Она в ответ из вежливости спросила его, над чем он сейчас работает, он обреченно промолвил:
— Зубная щетка и паста. Пока фиаско полное.
— В чем проблема? — спросила модельерша, тряхнув гладкой челкой и черной блестящей гривкой à la паж.
— Во всем. Как прикажете выдавить пасту на щетку? Ножным приводом? Между прочим, вам надо разработать еще и вешалку для головного убора. Например, с принудительным положением человека под шляпой. Чтобы она падала ему на голову, как голова с эшафота, ха-ха, может, тоже не без ножного привода… Но вот как потом кепарь снять и на вешалку заправить? Но вот если вы спросите, почему я не могу поменять консистенцию пасты с выходом ее из тубы на манер дозированного спрея или аэрозоля…
С этими словами он быстрехонько удалился, почти бегом, насколько комплекция позволяла, чтобы не упустить идею и успеть пригвоздить ее к бумаге, пока она не испарилась, уступая место следующей.
Он не случайно упомянул в разговоре ножной привод, то был его конек. «Подходишь к кухонному шкафу, нажимаешь, понимаешь, педаль, дверцы шкафа распахиваются, выскакивает, как черт из табакерки, доска-полка с кастрюлями в приямках…»
Квартира инвалида, проектируемая Лосенко со товарищи, напоминала космическую станцию, исподволь приручающую чужую планету недосягаемой, непонятной и отчасти враждебной жизни двуруких.
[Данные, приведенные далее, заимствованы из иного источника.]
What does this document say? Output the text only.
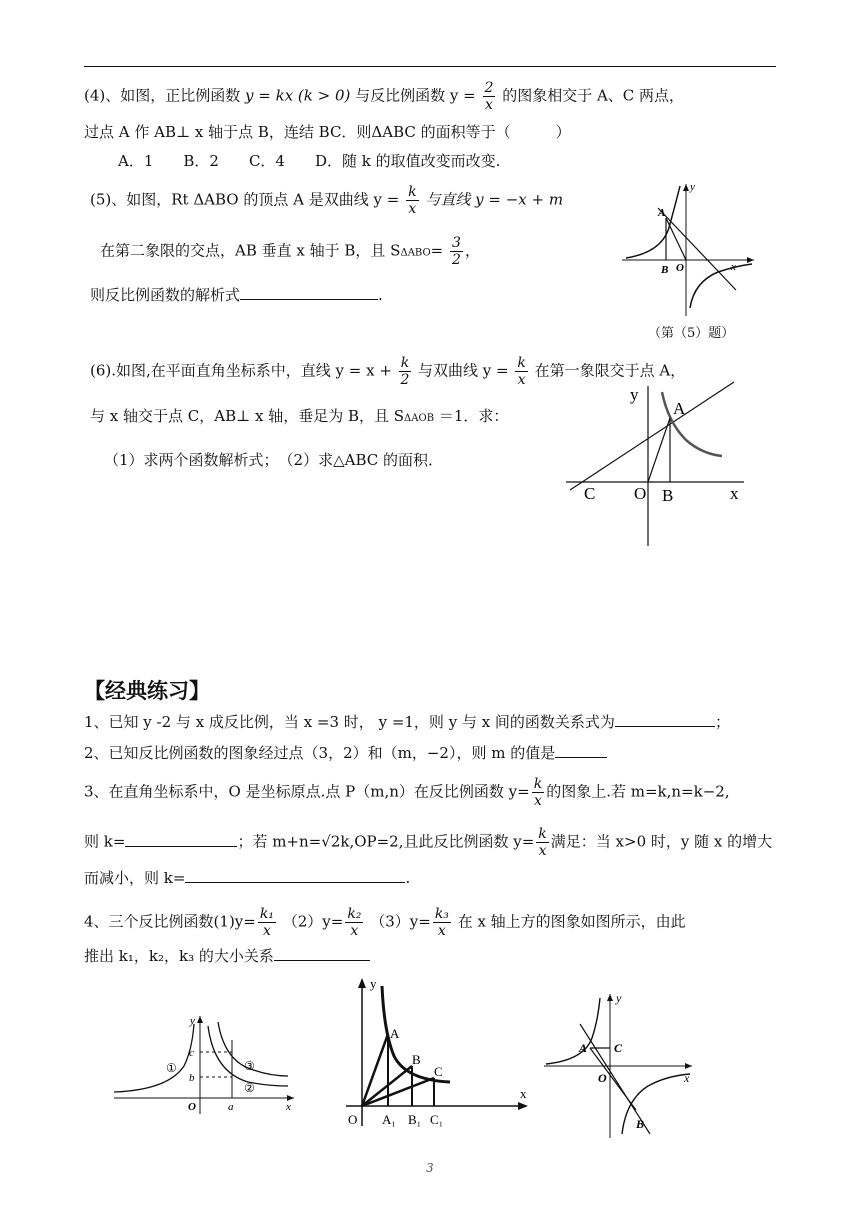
(4)、如图，正比例函数 y = kx (k > 0) 与反比例函数 $y = \frac{2}{x}$ 的图象相交于 A、C 两点，
过点 A 作 AB⊥ x 轴于点 B，连结 BC．则ΔABC 的面积等于（　　　）
A．1　　B．2　　C．4　　D．随 k 的取值改变而改变.
(5)、如图，Rt ΔABO 的顶点 A 是双曲线 $y = \frac{k}{x}$ 与直线 y = −x + m
在第二象限的交点，AB 垂直 x 轴于 B，且 $S\Delta ABO= \frac{3}{2}$ ，
则反比例函数的解析式	.
A
B O	x
y
（第（5）题）
(6).如图,在平面直角坐标系中，直线 $y = x + \frac{k}{2}$ 与双曲线 $y = \frac{k}{x}$ 在第一象限交于点 A，
与 x 轴交于点 C，AB⊥ x 轴，垂足为 B，且 SΔAOB ＝1．求：
（1）求两个函数解析式；　（2）求△ABC 的面积．
A
B
C O	x
y
【经典练习】
1、已知 y -2 与 x 成反比例，当 x =3 时， y =1，则 y 与 x 间的函数关系式为	；
2、已知反比例函数的图象经过点（3，2）和（m，−2），则 m 的值是
3、在直角坐标系中，O 是坐标原点.点 P（m,n）在反比例函数 $y= \frac{k}{x}$ 的图象上.若 m=k,n=k−2,
则 k=	；若 m+n=√2k,OP=2,且此反比例函数 $y= \frac{k}{x}$ 满足：当 x>0 时，y 随 x 的增大
而减小，则 k=	.
4、三个反比例函数$(1)y= \frac{\text{k₁}}{x} (2)y= \frac{\text{k₂}}{x} (3)y= \frac{\text{k₃}}{x}$ 在 x 轴上方的图象如图所示，由此
推出 k₁，k₂，k₃ 的大小关系
c
b
a
O	x
y
①	③
②
A
B
C
A₁ B₁ C₁
O
x
y
A C
B
O	x
y
3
Особенно фантастично развивалась тема «Замки и дверные ручки». С двумя паритетными направлениями: механика и электроника. Механическому направлению позавидовали бы не токмо Кулибин с Нартовым, но и Леонардо лично. В электронном враждовали ответвления пневматики и гидравлики.
— Дверь при надлежащем состоянии техники, — говорил Лосенко, — можно открыть взглядом, голосовой командой и плевком. Но техника наша, — интонация становилась трагической, — техника наша, мать ее, отстает!
И он свирепо грозил кулаком видной ему одному образине отстающей техники.
— Еще один «диссертант» уволился, — фыркал он, куря на площадке с Болотовым, — кнопку изобрел, кандидатскую навалял и смылся.
Диссертанты и вправду приходили и уходили. Вообще состав проектировщиков тут был, как нигде, черно-белый, или «злодеи», или «благодетели»: либо человек интересовался исключительно личной карьерой и, защитившись, исчезал, либо хотел совершить переворот в протезировании и осчастливить наконец несчастное человечество.